The storytelling, while not front and center, also has some impressive moments. Within the first few seconds, your character has to sacrifice her baby in a ritual that supposedly keeps her village safe from monsters. There’s very little dialogue and no real time to get to know the characters, but you already feel for main character Sachi, which is saying something. The plot serves its purpose well in motivating the character, and it works well when it shows up. But don’t get the wrong idea, as it seems some players have; this isn’t an RPG. But given how many survival games out there don’t even bother to include a narrative, the story here stands out, minor as it may be.

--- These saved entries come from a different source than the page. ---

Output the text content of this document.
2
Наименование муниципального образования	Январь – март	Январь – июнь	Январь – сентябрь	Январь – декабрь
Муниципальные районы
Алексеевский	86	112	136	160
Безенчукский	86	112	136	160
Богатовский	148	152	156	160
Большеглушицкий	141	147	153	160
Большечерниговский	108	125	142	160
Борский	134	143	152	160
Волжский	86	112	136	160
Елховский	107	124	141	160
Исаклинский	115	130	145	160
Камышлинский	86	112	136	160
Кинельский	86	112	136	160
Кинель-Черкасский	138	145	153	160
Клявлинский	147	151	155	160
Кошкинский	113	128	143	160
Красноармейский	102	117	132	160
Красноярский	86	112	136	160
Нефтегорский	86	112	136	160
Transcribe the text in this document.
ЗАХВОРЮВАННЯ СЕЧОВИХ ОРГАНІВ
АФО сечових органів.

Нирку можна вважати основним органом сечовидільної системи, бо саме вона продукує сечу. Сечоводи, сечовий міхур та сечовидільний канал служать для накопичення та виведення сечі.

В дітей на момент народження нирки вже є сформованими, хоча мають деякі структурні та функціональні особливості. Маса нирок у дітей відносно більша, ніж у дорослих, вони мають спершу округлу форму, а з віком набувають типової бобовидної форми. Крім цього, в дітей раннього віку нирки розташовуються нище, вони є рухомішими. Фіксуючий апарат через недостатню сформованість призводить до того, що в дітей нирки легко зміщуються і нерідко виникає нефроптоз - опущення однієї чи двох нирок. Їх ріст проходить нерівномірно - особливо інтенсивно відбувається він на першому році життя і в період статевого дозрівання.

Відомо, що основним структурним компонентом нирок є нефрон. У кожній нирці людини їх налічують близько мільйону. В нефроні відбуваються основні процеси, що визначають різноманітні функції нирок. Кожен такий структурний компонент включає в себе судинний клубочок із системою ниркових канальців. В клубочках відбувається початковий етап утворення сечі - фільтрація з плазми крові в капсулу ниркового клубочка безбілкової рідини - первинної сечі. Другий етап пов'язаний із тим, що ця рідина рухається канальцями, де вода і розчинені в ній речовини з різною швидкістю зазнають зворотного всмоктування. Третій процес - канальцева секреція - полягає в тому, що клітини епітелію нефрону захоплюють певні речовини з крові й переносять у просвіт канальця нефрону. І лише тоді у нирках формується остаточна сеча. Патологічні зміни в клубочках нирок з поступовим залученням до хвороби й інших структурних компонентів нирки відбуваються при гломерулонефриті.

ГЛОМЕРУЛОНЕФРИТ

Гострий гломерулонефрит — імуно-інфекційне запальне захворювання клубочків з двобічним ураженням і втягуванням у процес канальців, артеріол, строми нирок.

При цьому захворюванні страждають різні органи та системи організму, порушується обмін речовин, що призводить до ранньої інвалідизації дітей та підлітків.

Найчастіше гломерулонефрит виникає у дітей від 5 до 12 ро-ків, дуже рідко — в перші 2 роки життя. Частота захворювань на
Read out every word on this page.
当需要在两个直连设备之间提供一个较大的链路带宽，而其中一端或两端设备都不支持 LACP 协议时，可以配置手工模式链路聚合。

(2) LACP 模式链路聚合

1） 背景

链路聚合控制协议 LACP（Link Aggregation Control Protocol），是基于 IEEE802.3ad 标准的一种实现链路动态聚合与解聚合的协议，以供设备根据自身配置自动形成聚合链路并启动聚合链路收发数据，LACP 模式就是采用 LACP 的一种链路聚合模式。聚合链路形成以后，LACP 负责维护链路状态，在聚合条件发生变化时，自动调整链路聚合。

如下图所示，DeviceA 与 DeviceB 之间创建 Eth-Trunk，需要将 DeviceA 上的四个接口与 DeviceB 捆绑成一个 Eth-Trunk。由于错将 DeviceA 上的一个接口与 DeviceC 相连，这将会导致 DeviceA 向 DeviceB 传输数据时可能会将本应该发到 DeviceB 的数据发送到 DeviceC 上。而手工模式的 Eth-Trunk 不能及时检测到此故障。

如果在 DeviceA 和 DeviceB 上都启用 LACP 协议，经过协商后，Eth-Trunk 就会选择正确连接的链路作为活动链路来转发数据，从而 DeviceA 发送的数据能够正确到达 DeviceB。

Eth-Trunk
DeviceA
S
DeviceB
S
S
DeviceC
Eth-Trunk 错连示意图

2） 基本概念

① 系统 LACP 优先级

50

Now, when it comes to the gameplay, things really start to depend on the kind of player you are. This is a survival and crafting-focused game, so that’s mostly what you’ll be doing. You forage for materials, learn recipes, and try to figure out how to complete each goal based on the resources available to you. It starts off pretty much telling you exactly what to do, but it also doesn’t bode well that there are so many steps just to make a lantern that you need to progress anywhere in the game. Unless you really get excited by the growing list of things you can craft, it’s hard for the game to not feel rather tedious. Maybe some of these collecting and crafting tasks would be more compelling if they tied back to the narrative better, but I can’t say for sure. Combat doesn’t add much depth either; you can attack and dodge, and that’s about it. While you probably won’t die to the first enemy or anything, the game is definitely hard, and you’ll have to run away from monsters decently often. All of this being said, it does feel like a legitimate challenge, and not unfair difficulty. And if you are the kind of player who thrives on being at the edge of death more often than not, which I know some are, you’ll be happy here.

Smoke and Sacrifice is a game that should be celebrated for providing an engaging experience beyond the trappings of its genre. The visuals are top-notch and bring to mind Vanillaware’s hit games, and the story behind your character’s need to survive and explore makes it more compelling than your typical Minecraft-like game. That being said, for a lot of gamers, the gameplay and layout will just not be all that much fun. While the visuals and story speak to a wider audience, the gameplay definitely sits squarely in its genre. If that genre is for you, give it a try. But even if it isn’t, at least appreciate the work and thought that went into this game.